TREM and TREM-like receptors in inflammation and disease

Abstract

Since the discovery of triggering receptor expressed on myeloid cells (TREM)-1 in 2000, evidence documenting the profound ability of the TREM and TREM-like receptors to regulate inflammation has rapidly accumulated. Monocytes, macrophages, myeloid dendritic cells, plasmacytoid dendritic cells, neutrophils, microglia, osteoclasts, and platelets all express at least one member of the TREM family, underscoring the importance of these proteins in the regulation of innate resistance. Recent work on the TREM family includes: characterization of a new receptor expressed on plasmacytoid dendritic cells; definition of a key role for TREM in inflammatory bowel disease and multiple sclerosis; an expanded list of diseases associated with the release of soluble forms of TREM proteins; and identification of the first well characterized TREM ligand: B7-H3, a ligand for TREM-like Transcript (TLT)-2. Moreover, analysis of TREM signaling has now identified key regulatory components and defined pathways that may be responsible for the complex functional interactions between the TREM and toll-like receptors. In addition, there is expanding evidence of a role for TREM in the regulation of integrin function via Plexin-A1. Together these new findings define the TREM and TREM-like receptors as pluripotent modifiers of disease through the integration of inflammatory signals with those associated with leukocyte adhesion.

Figures

Figure 1

Figure 1. TREM Family of Receptors. Localization of TREM genes on mouse chromosome 17C (left) and human chromosome 6p21.1 (right). Genes shown in green are either known or predicted to associate with DAP12. Those shown in red contain an ITIM motif(s).

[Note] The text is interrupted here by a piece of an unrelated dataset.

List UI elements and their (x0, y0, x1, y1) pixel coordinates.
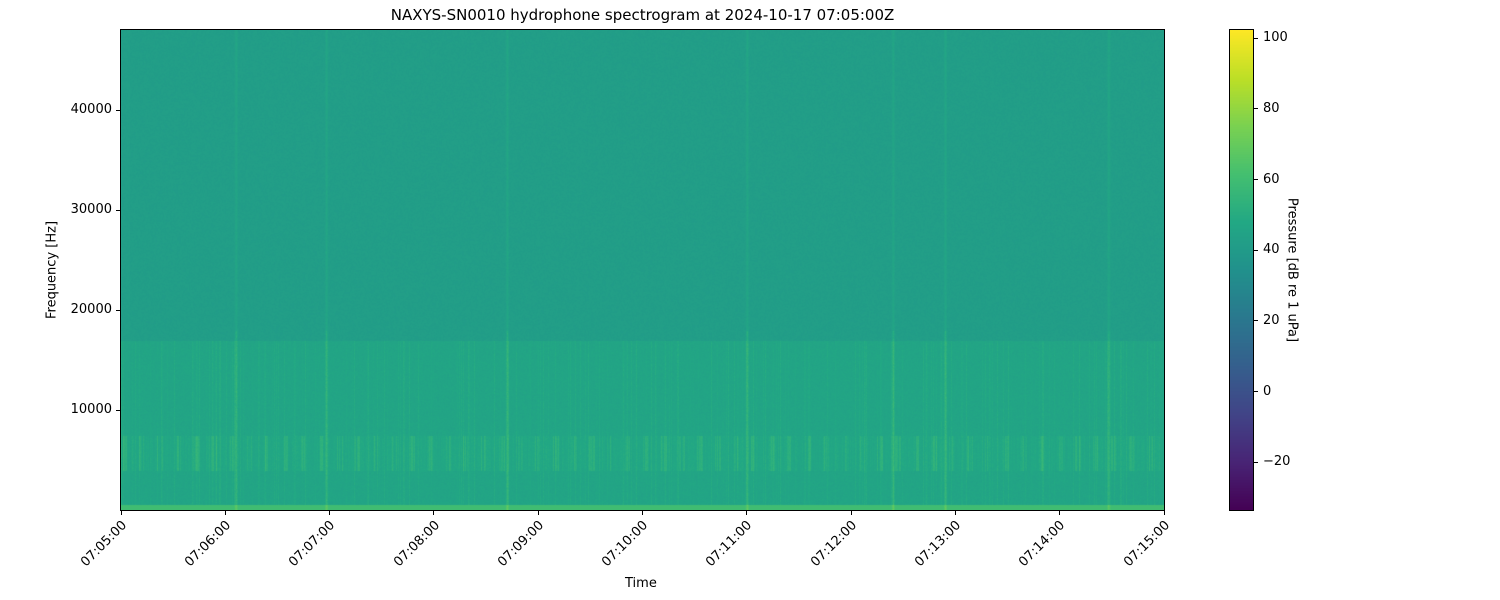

Treml2, shown in gray, neither associates with DAP12 nor has an ITIM. Where known, TREM expression is indicated. pDC (plasmacytoid dendritic cells), PMN (polymorphonuclear leukocytes), M (monocytes), Mφ(macrophages), BMDC (bone marrow-derived dendritic cells), B (B lymphocytes), DC (dendritic cells), iDC (immature dendritic cells), T (T lymphocytes), Mi (microglia), OC (osteoclasts), Plts (platelets), Meg (megakaryocytes). Ligand identity or lack thereof is listed in parentheses underneath the cell type(s) expressing TREM. Diagram is representative of TREM chromosomal location but is not drawn to scale. C and T define the centromeric and telomeric ends of the chromosome, respectively. See text for references regarding the expression profiles of the TREM.

Figure 2

TLT-1 Signaling Intermediates. The cytoplasmic domain of TLT-1 has an ITIM (red box) that when phosphorylated binds both SHP-1 and SHP-2 protein phosphatases. In transfectants, binding of SHP-2 by TLT-1 potentiates Fc receptor (FcR) signaling through an unknown mechanism. The carboxyl-terminus of TLT-1 also binds the FERM domains of Ezrin, Radixin, and Moesin in platelets. These ERMs couple integral membrane proteins to the actin cytoskeleton, providing a mechanism for TLT-1-mediated enhancement of platelet aggregation.

Figure 3

Potential Networks of TREM Crosstalk with Multiple Immune Signaling Pathways. Engagement of DAP12-coupled TREM leads to phosphorylation of DAP12 on its cytoplasmic ITAM (Green boxes) and recruitment of the kinase Syk. Both TREM-1 and -2 also lead to Syk-mediated phosphorylation of the adaptor NTAL/LAB. NTAL/LAB negatively regulates TREM signals, including Syk activation and calcium mobilization, although its effects on Erk are controversial. Although the mechanism of interaction between TREM and TLR signaling remains unknown, both receptor systems activate Erk and can utilize the Malt1/Bcl10/CARD9 complex to stimulate NF-κB, suggesting regulation of this complex may be critical in understanding how TREMs can either accentuate or repress TLR responses, depending on cellular context. Integrin engagement leads to DAP12 phosphorylation, resulting in calcium mobilization and activation of calcium activated protein kinase (CaMK). Although it is not known whether TREM-associated DAP12 is the target of integrin signaling, CaMK, via the tyrosine kinase Pyk2, enhances the expression of STAT-1 and potentiates the activation of STAT-1 downstream of type I interferon receptors, providing a potential mechanism for TREM modification of cytokine signaling. TREM-2 and PDC-TREM also physically interact with Plexin-A1, suggesting they form a feedback loop for the regulation of integrins. Phosphorylation of Plexin-A1, possibly via Fes, Fyn, or DAP12-associated Syk, modifies the RasGAP activity of its cytoplasmic tail, leading to suppression of R-Ras and reductions in integrin affinity. Therefore, DAP12-coupled TREM have the potential to modify TLR, cytokine, integrin, and ITAM signaling, but more work is needed to fully understand these interactions.